Je vois aussi très bien le frère responsable des cuisines râpé des choux pour préparer la choucroute servi certainement sans charcuterie, il n’était pas toujours facile de trouver les denrées.

Malgré La guerre je garde un bon souvenir de cette époque.

Le cinéma

A côté de l’Hôtel de l’Image, l’actuelle Poste de Triel, il y avait un cinéma, Le Régional. Il appartenait à M. Poher.
Le programme était très complet. Avant le film, on pouvait voir un documentaire et des actualités qui étaient quelquefois sifflées pendant la guerre.
A l’entracte, on achetait des friandises. Les adultes pouvaient se désaltérer à la buvette du cinéma ou chez « Nénette », Mademoiselle Albert, l’épicerie buvette à côté. On louait sa place de cinéma. Ma Maman m’envoyait chercher les billets.

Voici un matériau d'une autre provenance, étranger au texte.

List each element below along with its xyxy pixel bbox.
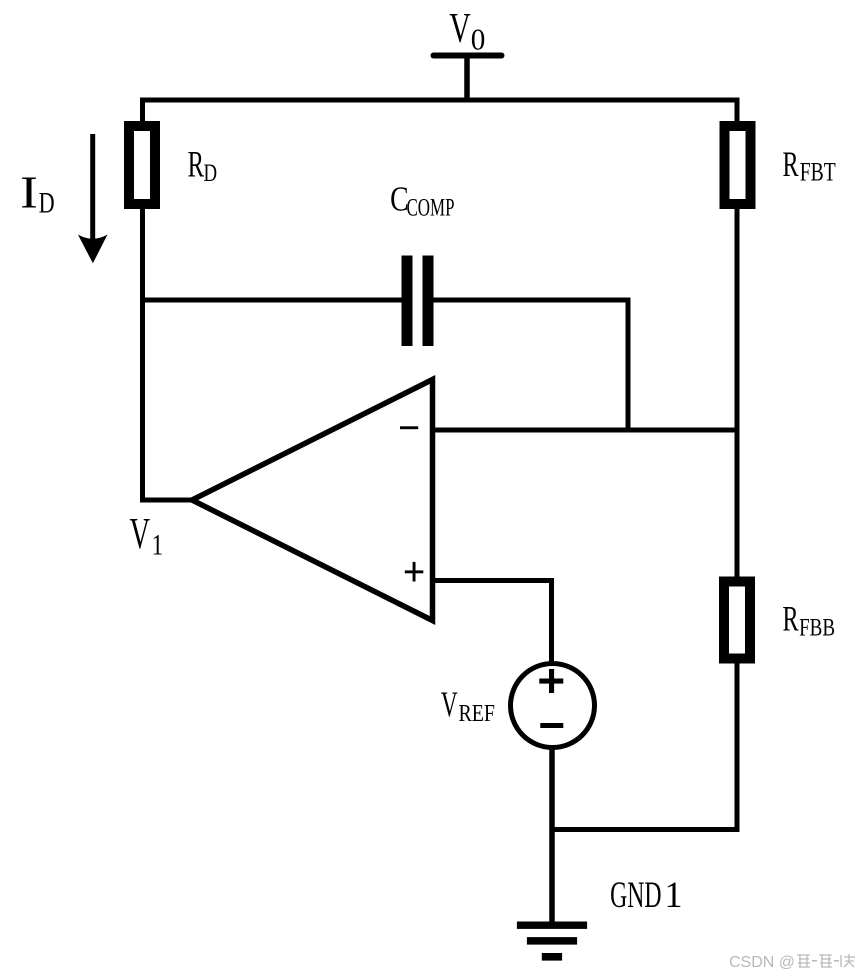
svg-text:I: I xyxy=(20,167,38,218)
svg-text:V: V xyxy=(130,509,151,558)
svg-text:D: D xyxy=(204,158,218,187)
svg-text:1: 1 xyxy=(665,875,683,916)
V_REF minus sign xyxy=(540,723,563,728)
watermark CJK glyph 侠 (drawn) xyxy=(841,954,855,967)
svg-text:0: 0 xyxy=(471,22,486,57)
svg-text:1: 1 xyxy=(152,530,164,562)
wire inverting input rail to right column xyxy=(433,428,737,433)
svg-text:CSDN @: CSDN @ xyxy=(729,954,795,971)
svg-text:COMP: COMP xyxy=(407,195,455,222)
ground GND1 bar 1 xyxy=(517,922,587,929)
wire from node V1 column to capacitor left plate xyxy=(143,298,403,303)
svg-text:R: R xyxy=(783,144,799,184)
svg-text:GND: GND xyxy=(610,875,661,916)
wire top rail V_O node: left column, top rail, right column, bottom rail xyxy=(143,100,738,830)
power symbol V_O top bar xyxy=(434,53,502,59)
capacitor C_COMP right plate xyxy=(423,256,434,347)
svg-text:FBT: FBT xyxy=(800,158,836,187)
wire V_REF bottom to ground node xyxy=(549,744,555,924)
current arrow I_D shaft xyxy=(90,134,95,240)
power symbol V_O vertical stub xyxy=(464,56,470,101)
op-amp U1 triangle xyxy=(192,380,433,621)
svg-text:REF: REF xyxy=(459,700,496,727)
watermark hyphen xyxy=(834,960,839,962)
svg-text:V: V xyxy=(441,684,458,724)
capacitor C_COMP left plate xyxy=(402,256,413,347)
resistor R_FBT xyxy=(725,126,751,204)
wire from capacitor right plate down to inverting input rail xyxy=(433,300,628,433)
current arrow I_D head xyxy=(78,235,108,264)
op-amp inverting input minus sign xyxy=(400,426,418,429)
svg-text:R: R xyxy=(188,145,205,186)
svg-text:V: V xyxy=(449,6,471,52)
op-amp non-inverting input plus sign xyxy=(405,570,424,573)
svg-text:D: D xyxy=(39,188,55,220)
resistor R_D xyxy=(129,126,155,204)
watermark hyphen xyxy=(812,960,817,962)
wire non-inverting input to V_REF top xyxy=(433,581,552,667)
ground GND1 bar 2 xyxy=(527,937,577,945)
svg-text:FBB: FBB xyxy=(799,613,835,642)
resistor R_FBB xyxy=(724,582,750,659)
svg-text:R: R xyxy=(783,599,799,639)
V_REF plus sign xyxy=(539,679,563,684)
watermark CJK glyph 猪 (drawn) xyxy=(797,955,810,967)
voltage source V_REF circle xyxy=(511,664,595,748)
ground GND1 bar 3 xyxy=(542,953,562,961)
watermark CJK glyph 猪 (drawn) xyxy=(819,955,832,967)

La montée aux carrières et la libération de Triel

J’ai toujours entendu deux versions à cette montée aux carrières.
L’une serait que les Allemands et les Américains auraient convenu d’une trêve pour permettre à la population trielloise de se mettre à l’abri.
L’autre serait due à un fait de résistance. Un allemand aurait été tué par un résistant, en représailles, les Allemands voulaient fusiller des otages ou contraindre à l’exode toute la population trielloise. Le maire de Triel et un de ses adjoints qui parlait allemand ont réussi à négocier et à faire monter tous les habitants dans les carrières plutôt que de les obliger à l’exil.
Je ne sais pas qu’elle est la bonne version.
Nous sommes restés 1 semaine dans les carrières à manger des pommes de terre et à boire de l’eau.
Mon père s’était porté volontaire pour la corvée d’épluchage des pommes de terre.
Un jour, dans la cour, il voit un militaire le mettre en joue, au-dessus du mur, côté Cheverchemont.
C’était un américain. Il faisait partie de l’avant-garde qui a libéré Triel. Mon père a été un des premiers triellois à voir un soldat américain et à savoir que Triel allait être libéré.